Like Yong-soo from the movie, Gim crossed the Tumen River into China. There, he worked at as a lumberjack in Yanji, a city in the Yanbian Korean Autonomous Region in northeastern Jilin Province.

His three-year stay in China came to an abrupt end, however, when he was arrested by Chinese police and forcefully repatriated to the North, an incident also depicted in the film.

The depiction of the concentration camp in Chongjin, South Hamkyong Province and Hanawon, the state-run institute that provides education programs for defectors in South Korea, is based on Gim’s accounts.

He escaped again later. And like Yong-soo’s son Joon, Gim crossed the Mongolia border to arrive in South Korea.

By the time Kim asked for Gim’s help, the director had already met with many North Korean defectors and the screenplay was almost complete.

Specific details, however, were left to Gim.
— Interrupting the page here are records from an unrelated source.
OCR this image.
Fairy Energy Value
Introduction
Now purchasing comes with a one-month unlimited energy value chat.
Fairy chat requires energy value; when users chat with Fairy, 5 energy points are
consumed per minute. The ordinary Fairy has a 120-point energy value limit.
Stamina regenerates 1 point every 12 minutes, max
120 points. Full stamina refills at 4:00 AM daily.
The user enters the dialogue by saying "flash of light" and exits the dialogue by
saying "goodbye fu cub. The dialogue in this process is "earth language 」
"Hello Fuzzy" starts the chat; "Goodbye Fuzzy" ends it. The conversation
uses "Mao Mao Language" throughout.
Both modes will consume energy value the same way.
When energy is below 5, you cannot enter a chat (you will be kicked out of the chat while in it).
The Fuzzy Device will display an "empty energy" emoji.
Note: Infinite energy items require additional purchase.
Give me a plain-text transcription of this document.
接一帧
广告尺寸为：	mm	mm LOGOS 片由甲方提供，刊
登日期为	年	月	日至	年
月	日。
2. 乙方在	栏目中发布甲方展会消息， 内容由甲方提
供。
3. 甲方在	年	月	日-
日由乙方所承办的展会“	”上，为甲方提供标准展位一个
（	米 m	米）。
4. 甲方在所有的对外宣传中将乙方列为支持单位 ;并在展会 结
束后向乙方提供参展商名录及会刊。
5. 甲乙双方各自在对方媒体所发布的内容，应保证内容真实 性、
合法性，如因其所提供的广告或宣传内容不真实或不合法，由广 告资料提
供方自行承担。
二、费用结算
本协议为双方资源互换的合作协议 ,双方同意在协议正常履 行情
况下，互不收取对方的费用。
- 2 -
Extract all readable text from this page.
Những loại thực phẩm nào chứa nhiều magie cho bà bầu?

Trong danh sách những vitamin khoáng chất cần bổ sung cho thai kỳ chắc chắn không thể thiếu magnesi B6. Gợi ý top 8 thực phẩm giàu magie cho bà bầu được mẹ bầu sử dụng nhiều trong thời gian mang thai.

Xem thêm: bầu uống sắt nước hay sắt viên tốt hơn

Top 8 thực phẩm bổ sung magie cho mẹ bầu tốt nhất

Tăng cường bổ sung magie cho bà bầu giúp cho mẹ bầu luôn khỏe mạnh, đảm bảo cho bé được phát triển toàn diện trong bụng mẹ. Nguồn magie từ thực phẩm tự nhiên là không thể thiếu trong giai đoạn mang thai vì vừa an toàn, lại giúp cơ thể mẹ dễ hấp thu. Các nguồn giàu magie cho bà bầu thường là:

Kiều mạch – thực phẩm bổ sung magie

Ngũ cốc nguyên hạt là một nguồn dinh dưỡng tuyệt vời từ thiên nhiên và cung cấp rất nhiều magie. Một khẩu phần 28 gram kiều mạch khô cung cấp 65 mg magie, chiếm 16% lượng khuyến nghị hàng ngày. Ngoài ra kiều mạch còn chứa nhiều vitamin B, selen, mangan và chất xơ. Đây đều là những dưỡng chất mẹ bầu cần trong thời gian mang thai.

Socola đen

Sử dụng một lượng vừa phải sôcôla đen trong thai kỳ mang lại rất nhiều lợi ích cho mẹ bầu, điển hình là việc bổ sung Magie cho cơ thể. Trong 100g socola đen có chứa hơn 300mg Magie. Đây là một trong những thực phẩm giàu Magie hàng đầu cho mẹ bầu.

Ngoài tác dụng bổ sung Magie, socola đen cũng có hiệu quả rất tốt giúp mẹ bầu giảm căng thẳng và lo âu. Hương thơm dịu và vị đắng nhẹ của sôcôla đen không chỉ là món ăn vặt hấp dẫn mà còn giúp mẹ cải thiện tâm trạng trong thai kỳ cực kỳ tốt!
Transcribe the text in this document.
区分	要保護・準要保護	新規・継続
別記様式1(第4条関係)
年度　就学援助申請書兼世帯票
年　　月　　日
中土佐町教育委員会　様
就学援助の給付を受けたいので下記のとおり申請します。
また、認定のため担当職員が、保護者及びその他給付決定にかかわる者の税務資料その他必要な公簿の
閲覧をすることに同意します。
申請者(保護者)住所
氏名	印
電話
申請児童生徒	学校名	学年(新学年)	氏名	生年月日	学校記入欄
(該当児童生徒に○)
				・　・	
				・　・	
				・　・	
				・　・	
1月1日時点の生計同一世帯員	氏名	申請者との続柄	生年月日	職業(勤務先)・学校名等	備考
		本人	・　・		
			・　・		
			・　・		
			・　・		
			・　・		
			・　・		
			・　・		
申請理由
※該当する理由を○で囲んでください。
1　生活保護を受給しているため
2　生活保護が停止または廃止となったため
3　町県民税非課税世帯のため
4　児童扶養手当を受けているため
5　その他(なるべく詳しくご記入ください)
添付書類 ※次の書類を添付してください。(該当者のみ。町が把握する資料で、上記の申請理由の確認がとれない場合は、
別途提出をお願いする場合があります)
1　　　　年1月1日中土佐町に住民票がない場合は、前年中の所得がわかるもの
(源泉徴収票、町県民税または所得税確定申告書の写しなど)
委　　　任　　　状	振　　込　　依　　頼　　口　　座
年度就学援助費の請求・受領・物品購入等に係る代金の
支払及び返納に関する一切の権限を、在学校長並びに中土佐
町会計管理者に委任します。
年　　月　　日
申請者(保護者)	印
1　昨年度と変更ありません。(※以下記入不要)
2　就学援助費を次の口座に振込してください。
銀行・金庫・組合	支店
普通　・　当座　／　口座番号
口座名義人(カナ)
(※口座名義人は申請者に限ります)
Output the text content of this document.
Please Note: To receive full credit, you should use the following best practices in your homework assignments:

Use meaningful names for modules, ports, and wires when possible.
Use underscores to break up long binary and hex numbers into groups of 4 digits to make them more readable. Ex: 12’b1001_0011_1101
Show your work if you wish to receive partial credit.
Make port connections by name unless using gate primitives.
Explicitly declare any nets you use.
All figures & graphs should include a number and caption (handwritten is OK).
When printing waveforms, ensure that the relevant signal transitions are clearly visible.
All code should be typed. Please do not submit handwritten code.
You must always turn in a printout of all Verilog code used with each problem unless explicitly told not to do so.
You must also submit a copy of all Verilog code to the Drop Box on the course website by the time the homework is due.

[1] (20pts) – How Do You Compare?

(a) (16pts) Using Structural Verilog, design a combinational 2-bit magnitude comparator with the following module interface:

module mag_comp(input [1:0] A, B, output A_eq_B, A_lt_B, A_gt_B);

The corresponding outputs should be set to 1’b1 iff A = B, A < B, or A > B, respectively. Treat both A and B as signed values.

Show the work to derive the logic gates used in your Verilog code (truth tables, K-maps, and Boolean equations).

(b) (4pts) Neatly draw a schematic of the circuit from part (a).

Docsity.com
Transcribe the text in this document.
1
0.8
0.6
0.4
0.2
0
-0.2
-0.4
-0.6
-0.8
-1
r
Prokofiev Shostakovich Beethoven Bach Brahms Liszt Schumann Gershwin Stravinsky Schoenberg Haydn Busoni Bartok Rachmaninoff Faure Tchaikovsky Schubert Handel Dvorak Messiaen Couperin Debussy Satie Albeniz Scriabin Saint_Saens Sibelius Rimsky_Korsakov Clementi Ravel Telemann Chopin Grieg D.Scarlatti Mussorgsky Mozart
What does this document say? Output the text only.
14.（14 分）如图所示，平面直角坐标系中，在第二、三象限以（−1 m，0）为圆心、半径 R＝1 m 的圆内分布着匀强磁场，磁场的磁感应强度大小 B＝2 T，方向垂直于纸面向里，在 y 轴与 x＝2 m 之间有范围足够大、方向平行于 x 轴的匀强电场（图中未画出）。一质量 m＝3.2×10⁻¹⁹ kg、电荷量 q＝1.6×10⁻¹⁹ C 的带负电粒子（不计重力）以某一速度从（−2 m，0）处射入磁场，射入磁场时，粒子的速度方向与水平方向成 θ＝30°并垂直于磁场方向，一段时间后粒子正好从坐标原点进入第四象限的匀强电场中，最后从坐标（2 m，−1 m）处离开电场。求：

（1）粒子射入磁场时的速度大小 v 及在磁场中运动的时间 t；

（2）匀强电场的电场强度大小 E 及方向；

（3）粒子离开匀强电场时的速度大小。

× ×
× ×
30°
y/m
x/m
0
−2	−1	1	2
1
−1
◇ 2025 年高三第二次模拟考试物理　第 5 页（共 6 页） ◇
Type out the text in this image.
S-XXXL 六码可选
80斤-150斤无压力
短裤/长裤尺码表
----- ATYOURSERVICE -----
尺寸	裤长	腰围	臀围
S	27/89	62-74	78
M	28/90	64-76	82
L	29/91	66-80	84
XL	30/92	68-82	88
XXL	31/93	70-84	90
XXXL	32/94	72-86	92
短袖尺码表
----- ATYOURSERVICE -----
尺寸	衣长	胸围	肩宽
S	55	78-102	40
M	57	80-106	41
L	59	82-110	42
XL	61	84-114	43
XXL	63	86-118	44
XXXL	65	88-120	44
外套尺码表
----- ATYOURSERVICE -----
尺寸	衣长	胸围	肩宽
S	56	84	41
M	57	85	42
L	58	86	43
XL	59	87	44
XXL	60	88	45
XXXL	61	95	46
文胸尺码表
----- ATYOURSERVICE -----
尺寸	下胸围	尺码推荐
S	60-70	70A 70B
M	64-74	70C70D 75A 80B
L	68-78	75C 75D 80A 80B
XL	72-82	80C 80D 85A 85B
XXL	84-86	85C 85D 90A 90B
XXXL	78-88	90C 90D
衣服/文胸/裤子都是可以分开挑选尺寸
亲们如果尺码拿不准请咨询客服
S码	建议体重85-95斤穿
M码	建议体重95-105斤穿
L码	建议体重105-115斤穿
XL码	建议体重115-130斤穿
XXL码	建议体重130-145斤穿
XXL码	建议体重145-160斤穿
He helped actors practice lines in a North Korean accent, chose filming locations and selected props and costumes.

“Obviously, these aren’t delightful memories to recall,” Gim said, noting that at first, he refused to get involved in the project.

But Kim managed to convince him. “Kim said, ‘If people directly involved with the issue won’t face reality, how can others get involved in helping?’”

But the journey that he took while producing the film dug up difficult memories.

“I read the script on the way back home [after meeting Kim] on the subway,” he said. “I was halfway through and couldn’t stop myself from crying.

“The script was honest and true,” he said, adding that the brutal depictions of the concentration camp aren’t exaggerated at all.

In fact, the film only depicts one-tenth of what’s really happening in North Korea right now, he says.

Originally, Gim’s frank confessions of his experiences were far harsher than those in the movie.

The production crew, believing some of his stories to be too shocking for South Koreans to handle, didn’t include some of the more graphic accounts in the film.

“The tragedy told in the film isn’t something that happened in the past, it is happening right now,” said Gim.

To Gim, the ongoing suffering of the North Koreans can’t be neglected. “We have to face it,” he said.

To help raise awareness, Gim is currently revising another film project that will go back to North Korea, and deal with the real life that people there face on a daily basis.